Le principe fondamental de la procédure repose sur le produit de contraste administré par une veine ordinaire et superficielle située dans le bras du patient. Ce colorant médical spécial contenant de l’iode atteint le cœur et les artères coronaires qui l’entourent comme un réseau en quelques secondes après s’être mélangé à la circulation sanguine. C’est précisément à ce moment que l’appareil de tomodensitométrie entre en action. Les détecteurs ultrasensibles appelés compteurs de photons, situés à l’intérieur de l’appareil, tournent autour du cœur en une fraction infime de seconde et prennent des milliers d’images en coupe.

Ces images transfèrent sur l’écran de l’ordinateur, avec une précision exceptionnelle, la progression du sang dans les vaisseaux, l’épaisseur des parois vasculaires et les éventuelles obstructions. Le logiciel de l’appareil combine ces coupes bidimensionnelles afin de créer un modèle tridimensionnel du cœur et des vaisseaux, fidèle à la réalité. Il devient ainsi possible de réaliser un examen détaillé comme si l’on pénétrait à l’intérieur du cœur et que les vaisseaux étaient analysés au microscope.

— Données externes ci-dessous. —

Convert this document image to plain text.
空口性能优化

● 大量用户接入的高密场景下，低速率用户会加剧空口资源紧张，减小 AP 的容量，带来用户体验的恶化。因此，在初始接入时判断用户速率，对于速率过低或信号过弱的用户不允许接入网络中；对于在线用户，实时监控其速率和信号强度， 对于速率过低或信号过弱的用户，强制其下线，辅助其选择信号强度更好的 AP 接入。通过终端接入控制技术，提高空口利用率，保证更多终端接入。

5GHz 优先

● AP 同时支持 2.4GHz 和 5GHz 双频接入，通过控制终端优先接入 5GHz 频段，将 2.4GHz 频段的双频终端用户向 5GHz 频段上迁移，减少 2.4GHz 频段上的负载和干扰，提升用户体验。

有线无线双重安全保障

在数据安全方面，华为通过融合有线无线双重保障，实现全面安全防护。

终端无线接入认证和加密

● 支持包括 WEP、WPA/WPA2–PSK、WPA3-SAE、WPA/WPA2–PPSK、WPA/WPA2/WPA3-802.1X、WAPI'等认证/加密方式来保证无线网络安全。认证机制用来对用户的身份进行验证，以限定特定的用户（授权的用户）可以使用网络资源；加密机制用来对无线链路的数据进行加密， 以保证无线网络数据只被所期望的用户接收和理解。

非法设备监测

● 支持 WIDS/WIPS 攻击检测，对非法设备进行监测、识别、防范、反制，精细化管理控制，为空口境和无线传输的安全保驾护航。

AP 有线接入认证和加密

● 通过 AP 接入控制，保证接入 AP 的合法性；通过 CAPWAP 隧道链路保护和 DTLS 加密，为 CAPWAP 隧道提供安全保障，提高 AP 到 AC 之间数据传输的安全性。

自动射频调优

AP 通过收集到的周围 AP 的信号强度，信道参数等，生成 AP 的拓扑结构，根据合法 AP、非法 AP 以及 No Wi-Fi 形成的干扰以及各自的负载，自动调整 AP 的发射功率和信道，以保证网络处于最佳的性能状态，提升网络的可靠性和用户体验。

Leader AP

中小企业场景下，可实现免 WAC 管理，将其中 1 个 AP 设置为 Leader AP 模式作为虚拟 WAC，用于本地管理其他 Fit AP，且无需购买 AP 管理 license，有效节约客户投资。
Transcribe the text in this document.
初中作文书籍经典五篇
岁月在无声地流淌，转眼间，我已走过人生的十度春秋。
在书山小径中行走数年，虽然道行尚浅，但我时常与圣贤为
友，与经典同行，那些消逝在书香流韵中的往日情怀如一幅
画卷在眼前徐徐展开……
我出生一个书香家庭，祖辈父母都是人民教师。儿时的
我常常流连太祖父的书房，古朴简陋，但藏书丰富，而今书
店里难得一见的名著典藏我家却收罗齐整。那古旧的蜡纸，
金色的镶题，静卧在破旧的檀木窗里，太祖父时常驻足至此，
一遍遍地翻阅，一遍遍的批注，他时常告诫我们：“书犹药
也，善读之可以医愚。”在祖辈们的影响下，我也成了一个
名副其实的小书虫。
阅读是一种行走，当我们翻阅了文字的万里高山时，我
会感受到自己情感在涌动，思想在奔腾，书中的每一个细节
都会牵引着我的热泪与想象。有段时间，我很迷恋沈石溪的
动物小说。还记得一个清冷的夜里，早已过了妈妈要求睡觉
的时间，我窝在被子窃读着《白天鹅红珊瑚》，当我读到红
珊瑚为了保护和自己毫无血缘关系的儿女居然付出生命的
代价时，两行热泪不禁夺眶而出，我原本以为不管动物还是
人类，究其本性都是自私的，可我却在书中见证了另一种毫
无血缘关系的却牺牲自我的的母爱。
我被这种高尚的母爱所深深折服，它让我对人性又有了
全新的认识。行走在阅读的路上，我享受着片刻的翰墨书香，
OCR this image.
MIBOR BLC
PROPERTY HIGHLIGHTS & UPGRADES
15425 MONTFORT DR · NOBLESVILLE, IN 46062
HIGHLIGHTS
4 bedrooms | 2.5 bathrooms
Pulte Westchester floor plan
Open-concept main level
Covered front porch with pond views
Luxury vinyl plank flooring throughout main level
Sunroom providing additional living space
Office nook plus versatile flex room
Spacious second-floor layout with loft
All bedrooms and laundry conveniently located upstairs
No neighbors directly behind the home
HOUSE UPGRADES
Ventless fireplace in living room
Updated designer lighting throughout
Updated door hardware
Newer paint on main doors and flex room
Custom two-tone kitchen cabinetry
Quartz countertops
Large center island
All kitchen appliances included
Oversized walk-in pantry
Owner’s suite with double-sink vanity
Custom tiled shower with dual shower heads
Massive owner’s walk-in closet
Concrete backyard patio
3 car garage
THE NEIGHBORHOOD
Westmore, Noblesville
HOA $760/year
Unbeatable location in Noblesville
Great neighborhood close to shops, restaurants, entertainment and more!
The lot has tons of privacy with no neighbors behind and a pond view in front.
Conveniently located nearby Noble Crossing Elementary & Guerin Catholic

Quelles personnes présentant quels symptômes doivent réaliser une angiographie virtuelle ?

La raison la plus importante pour laquelle cette technologie d’imagerie est si précieuse dans la pratique médicale est que sa capacité d’exclusion est proche de la perfection. Si les artères coronaires apparaissent normales à l’issue de l’examen, cela signifie que la probabilité que la personne présente une maladie coronarienne obstructive grave et potentiellement mortelle est presque totalement écartée. Cela permet d’éviter des procédures invasives et difficiles inutiles.

Cette méthode constitue notamment un excellent outil décisionnel pour les patients chez lesquels les examens préliminaires, tels que le test d’effort ou l’échographie cardiaque, n’ont pas permis d’aboutir à une conclusion définitive ou ont révélé des résultats suspects. Les anomalies vasculaires congénitales ou les situations nécessitant une évaluation du risque avant une grossesse entrent également dans le champ d’application de cette procédure.

Il est très fréquent que les personnes présentant certains symptômes physiques dans la vie quotidienne soient orientées vers cet examen. Les principaux symptômes à évaluer sont les suivants :

  • Douleur thoracique
  • Sensation d’oppression dans la poitrine
  • Palpitations
  • Essoufflement inexpliqué
  • Fatigue rapide à l’effort
  • Douleur irradiant vers le dos
  • Engourdissement irradiant vers le bras gauche

Quelles valeurs l’angiographie virtuelle analyse-t-elle pour prédire un infarctus ?

Grâce aux progrès actuels de la technologie médicale, les examens d’imagerie ne se limitent plus à montrer la quantité de sang circulant dans un vaisseau ou le degré de son rétrécissement. Ils analysent également au niveau cellulaire les tissus entourant le cœur et les vaisseaux, offrant ainsi des marqueurs biologiques uniques capables d’annoncer très tôt les infarctus susceptibles de survenir à l’avenir.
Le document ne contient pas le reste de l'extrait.